Tudor, Pickering, Holt & Co. (TPH) still is updating its models based on 1Q2016 results, but onshore production appears to be “biased 1-2% higher” than internal forecasts, driven by growth in natural gas liquids (NGL), with natural gas “closest to our expectations.” Analysts previously had modeled their coverage group production for natural gas to decline by 2% year/year (y/y) and NGLs to fall by 5%, while oil was expected to be down 9%.

“On gas, we think the combination of shut-ins during 2Q2016 and an already conservative forecast shouldn’t materially change our 2 Bcf/d y/y declines,” TPH analysts said. “Given drilling efficiency gains and asset level improvements, the lowest cost operators in our coverage are now able to hold production flat y/y within cash flow at $45/bbl versus $50/bbl previously.”

Producers Ready to Pounce

Haynesville Shale-focused Memorial Resource Development Corp., 73% weighted to gas, is waiting for a sign to ramp it up. Average production in 1Q2016 increased 52% y/y to 420 MMcfe/d, including 306 MMcf/d of gas. If prices strengthen, watch out, CEO Jay Graham said. A big focus would be the DUCs.

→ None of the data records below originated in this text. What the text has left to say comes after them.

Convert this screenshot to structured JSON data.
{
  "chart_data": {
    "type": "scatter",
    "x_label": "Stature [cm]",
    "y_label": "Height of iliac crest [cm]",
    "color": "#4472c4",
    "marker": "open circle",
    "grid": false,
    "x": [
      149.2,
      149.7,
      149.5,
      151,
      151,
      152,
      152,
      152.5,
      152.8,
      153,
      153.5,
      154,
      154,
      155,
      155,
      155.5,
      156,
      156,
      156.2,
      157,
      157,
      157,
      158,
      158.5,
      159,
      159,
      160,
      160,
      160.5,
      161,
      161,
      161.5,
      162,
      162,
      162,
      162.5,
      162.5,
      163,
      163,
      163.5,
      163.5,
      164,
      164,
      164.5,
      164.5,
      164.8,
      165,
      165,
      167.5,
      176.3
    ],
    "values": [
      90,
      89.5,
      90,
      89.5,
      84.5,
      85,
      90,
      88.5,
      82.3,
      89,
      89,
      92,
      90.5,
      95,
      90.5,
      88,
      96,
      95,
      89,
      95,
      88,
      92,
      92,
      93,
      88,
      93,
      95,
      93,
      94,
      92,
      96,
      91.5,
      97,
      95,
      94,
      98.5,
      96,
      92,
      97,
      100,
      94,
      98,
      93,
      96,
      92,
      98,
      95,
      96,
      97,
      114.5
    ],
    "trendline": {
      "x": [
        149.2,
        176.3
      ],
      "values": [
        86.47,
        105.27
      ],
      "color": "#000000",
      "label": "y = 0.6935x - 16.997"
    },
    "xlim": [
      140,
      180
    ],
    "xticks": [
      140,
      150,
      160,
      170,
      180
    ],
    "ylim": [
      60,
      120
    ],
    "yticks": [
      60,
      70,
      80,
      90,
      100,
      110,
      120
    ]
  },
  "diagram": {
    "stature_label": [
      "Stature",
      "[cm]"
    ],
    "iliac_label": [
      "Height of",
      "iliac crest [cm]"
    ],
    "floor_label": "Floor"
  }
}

“Just go back and look at history of gas prices,” Graham told analysts. “When they move, they move abruptly. They don’t gradually move. And so we’re sitting here, things seem to be turning.” With the rig count in the Marcellus and the Utica, “they can’t sustain the production that they have.” So when the produced gas begins cycling through the system, “you’ll see those prices change.

“And with our uncompleted well inventory and with the service providers we have in North Louisiana, we can react to that in weeks…Some of the Northeast companies talk about cycle times of nine months to 12 months…Our cycle time here, both for new rigs and new completions, is considerably less than what you see in some other areas…So we’ll be able to react much quicker than anybody else can.”

The U.S. onshore productivity gains — and a narrower decline in oil production — are indicative of the “secular shale productivity trend” that should keep long-term West Texas Intermediate oil prices prices “in the $50-60/bbl range,” Goldman’s Singer said.

“In the near term, the ‘glass half empty view’ sees U.S. productivity gains as restraining upside to oil prices, particularly after the recent rally to close to the $50/bbl,” and some E&Ps “indicated they could bring back drilling activity. The ‘glass half full’ view sees that oil prices have risen in spite of resilient U.S. production and greater-than-expected supply out of Iran, suggesting better demand/lower supply elsewhere and a greater near-term (at a minimum) call on U.S. oil.”

Goldman leans toward the “glass half full view” as signs point to the world needing “a restart of the shale machine,” as a potential positive catalyst for oil equities despite the recent rally.